What happens if you need to show a simple scene? Find a way to make it special. In the 1983 movie “Wargames,” the hero and his girlfriend are running to catch a ferry across a lake. To make this scene special, they’re late and have to rush to get aboard. That’s certainly a bit more exciting than seeing them stroll aboard with plenty of time to spare.

Everything must be a heightened sense of reality. In one of my own screenplays, my hero was going to take his girlfriend on a date, but a regular date is boring, so I heightened the tension by making this not only a first date, but a date to the prom.

Besides making an ordinary scene special by making it unique somehow, consider the people in a scene. In “Wargames,” the hero is calling his girlfriend from a phone booth. Pretty dull, right? To heighten the tension, he’s trying to escape the law and a police car just happens to drive nearby and park.

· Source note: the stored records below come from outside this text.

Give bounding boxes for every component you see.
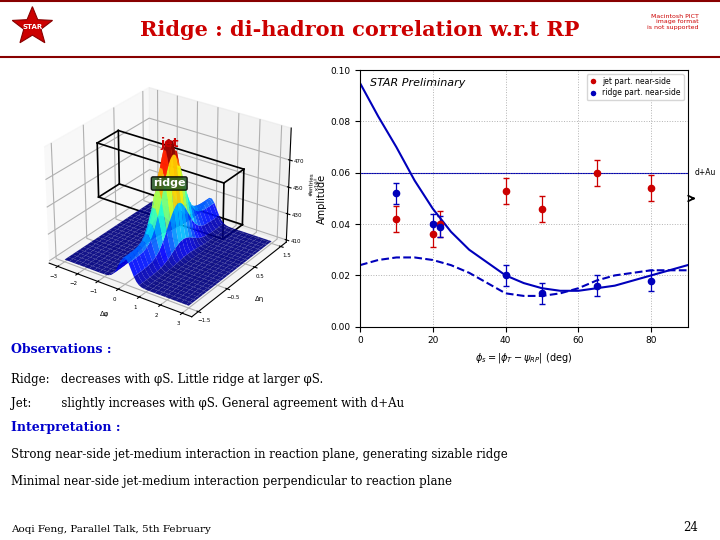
Y-axis label: Amplitude: Amplitude — [318, 173, 328, 224]
Text: Jet:        slightly increases with φS. General agreement with d+Au: Jet: slightly increases with φS. General… — [11, 397, 404, 410]
Text: Strong near-side jet-medium interaction in reaction plane, generating sizable ri: Strong near-side jet-medium interaction … — [11, 448, 508, 461]
Text: STAR Preliminary: STAR Preliminary — [370, 78, 465, 88]
Legend: jet part. near-side, ridge part. near-side: jet part. near-side, ridge part. near-si… — [587, 74, 684, 100]
Text: d+Au: d+Au — [695, 168, 716, 177]
X-axis label: $\phi_s =|\phi_T - \psi_{RP}|$ (deg): $\phi_s =|\phi_T - \psi_{RP}|$ (deg) — [475, 351, 572, 365]
Text: STAR: STAR — [22, 24, 42, 30]
Text: Ridge:   decreases with φS. Little ridge at larger φS.: Ridge: decreases with φS. Little ridge a… — [11, 373, 323, 386]
Text: Ridge : di-hadron correlation w.r.t RP: Ridge : di-hadron correlation w.r.t RP — [140, 19, 580, 40]
Text: Macintosh PICT
image format
is not supported: Macintosh PICT image format is not suppo… — [647, 14, 698, 30]
Text: Minimal near-side jet-medium interaction perpendicular to reaction plane: Minimal near-side jet-medium interaction… — [11, 475, 452, 488]
Text: Observations :: Observations : — [11, 343, 112, 356]
Text: 24: 24 — [683, 521, 698, 534]
Text: Interpretation :: Interpretation : — [11, 421, 120, 434]
Polygon shape — [12, 6, 53, 43]
X-axis label: Δφ: Δφ — [100, 310, 109, 316]
Text: Aoqi Feng, Parallel Talk, 5th February: Aoqi Feng, Parallel Talk, 5th February — [11, 524, 211, 534]
Y-axis label: Δη: Δη — [255, 296, 264, 302]
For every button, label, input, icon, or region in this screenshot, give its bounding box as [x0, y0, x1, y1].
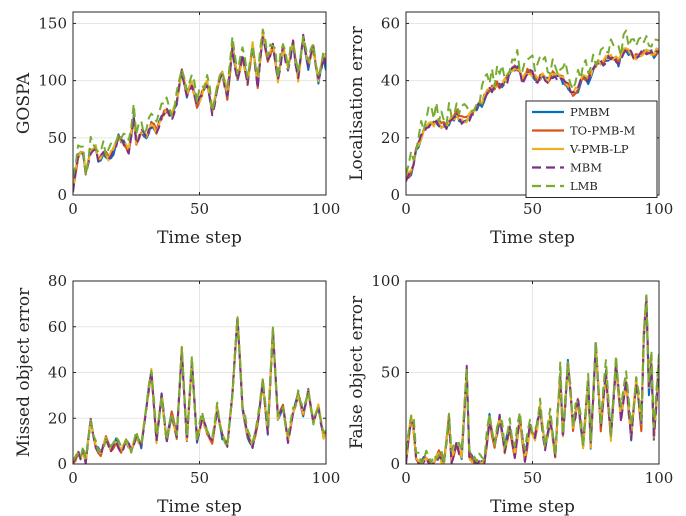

That heightens an ordinary scene.

There’s a reason why you never see TV or movie characters going to the bathroom, taking the trash to the curb, wrestling with a stuck zipper on a jacket, or shopping for groceries unless those events are special somehow. In “The Truman Show,” a simple act of getting in the car to drive to work is made special when a stage light mysteriously falls out of the sky and nearly beans him. If you’re going to show a normal scene, there must be something extraordinary about it. In “Pulp Fiction,” John Travolta goes to the bathroom and comes out just in time to be gunned down by Bruce Willis.

If the scene itself isn’t extraordinary, then spice it up by making it different somehow. In “Blood Simple,” two characters need to talk. They could talk anywhere, but the movie puts them in a strip club so while they’re talking, there’s a stripper dropping her clothes in front of us. That alone has little significance to the story, but it’s a simple way to spice up a scene that would otherwise be dull and boring.

Remember, nothing is normal in your movie world. In “The Last Action Hero,” they spoof this feature in movies by having the hero roaming around a Hollywood version of real-life where every woman is gorgeous and dressed in outrageously sexy outfits while driving around in expensive cars.

Keep this in mind for your own movie. Nothing should be normal. If a scene is normal, it either doesn’t belong or you need to spice it up somehow. When your screenplay contains nothing but interesting scenes, you’ll increase your chance of creating an interesting movie.